According to the NYT of May 12, 2016: “Security experts who have studied the attacks said the thieves probably were lurking inside the bank systems for months before they were detected.” This compilation of expert opinion was directed at fraudulent financial transactions originating inside an unidentified commercial bank that allegedly lost millions of dollars (U.S. dollars?) of its own digital money (not its customers’ digital money!) Thus, it knows the accounts charged (not its customers). It has the audit trail for these electronic thefts by deception (i.e., it has evidence of who did what). However, its internal control systems were not sufficiently robust and redundant to prevent these financial transactions as they occurred under apparently authorized protocols (though the issue as to whether these controls provided “reasonable assurance” will survive this post). The transactions seemed OK at initiation and authorization stages, and they might not have been detected under its review processes until too late (i.e., the digital money was moved from the initial fraudulent transferee to downstream fraudulent transferees – though the soundness of this argument remains to be seen). Let’s hope the bank’s a better custodian of its customers’ digital money than its own.
Compare these instances of corrupt insiders whose credentials were apparently vetted and approved by the principal (i.e., whether the bank as employer of these corrupt employees or the bank as prime contractor of these corrupt independent subcontractors/agents) with the instances of allegedly shady dealings touching the hub of the Panama law firm in the so-called Panama Papers scandal: many of these principals and the actions generating such prodigious amounts of digital funds (U.S. dollars?) were cloaked under the labyrinth of multiple layers of legal fictions spread across the playing field of electronic global finance.

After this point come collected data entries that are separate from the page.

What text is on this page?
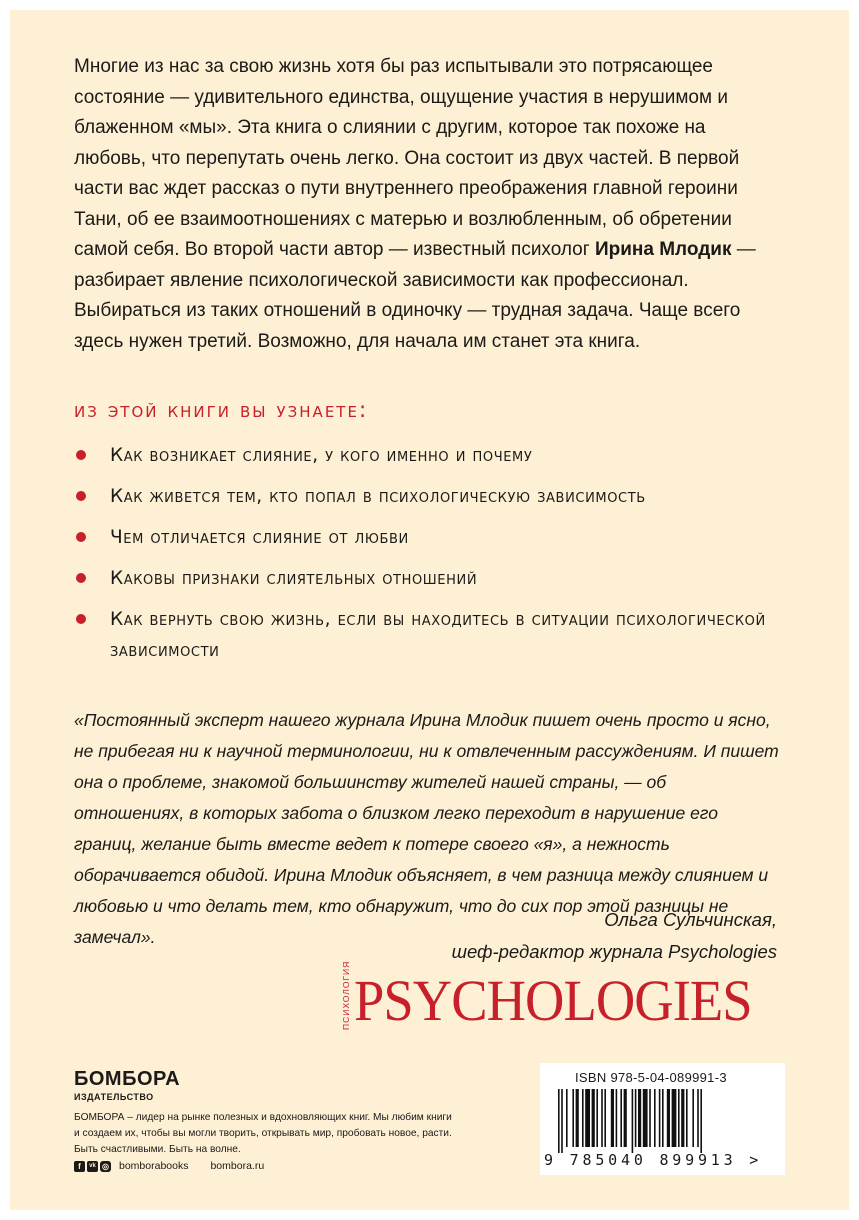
Многие из нас за свою жизнь хотя бы раз испытывали это потрясающее состояние — удивительного единства, ощущение участия в нерушимом и блаженном «мы». Эта книга о слиянии с другим, которое так похоже на любовь, что перепутать очень легко. Она состоит из двух частей. В первой части вас ждет рассказ о пути внутреннего преображения главной героини Тани, об ее взаимоотношениях с матерью и возлюбленным, об обретении самой себя. Во второй части автор — известный психолог Ирина Млодик — разбирает явление психологической зависимости как профессионал. Выбираться из таких отношений в одиночку — трудная задача. Чаще всего здесь нужен третий. Возможно, для начала им станет эта книга.
из этой книги вы узнаете:
Как возникает слияние, у кого именно и почему
Как живется тем, кто попал в психологическую зависимость
Чем отличается слияние от любви
Каковы признаки слиятельных отношений
Как вернуть свою жизнь, если вы находитесь в ситуации психологической зависимости
«Постоянный эксперт нашего журнала Ирина Млодик пишет очень просто и ясно, не прибегая ни к научной терминологии, ни к отвлеченным рассуждениям. И пишет она о проблеме, знакомой большинству жителей нашей страны, — об отношениях, в которых забота о близком легко переходит в нарушение его границ, желание быть вместе ведет к потере своего «я», а нежность оборачивается обидой. Ирина Млодик объясняет, в чем разница между слиянием и любовью и что делать тем, кто обнаружит, что до сих пор этой разницы не замечал».
Ольга Сульчинская,
шеф-редактор журнала Psychologies
ПСИХОЛОГИЯ PSYCHOLOGIES
БОМБОРА
ИЗДАТЕЛЬСТВО
БОМБОРА – лидер на рынке полезных и вдохновляющих книг. Мы любим книги и создаем их, чтобы вы могли творить, открывать мир, пробовать новое, расти. Быть счастливыми. Быть на волне.
f	vk ◎ bomborabooks bombora.ru
ISBN 978-5-04-089991-3
9 785040 899913 >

Next Halloween I will be trick-or-treating as the ABC LLC incorporated in Delaware or Nauru – not sure yet. Or I could go as myself, grab handfuls of candies, and run. However, I suppose the strategy offering the greatest return on investment would be to work with a bank – a safe distance from the candy distributors – and absorb whatever digital funds reside in these distributors’ bank accounts and park these under the ownership of some yet-to-named legal fiction in some yet-to-be identified venue while sipping margaritas on a yet-to-be identified beach where it’s way warmer at the end of October than here in the NYC metropolitan area? Or maybe in the woods of Vermont?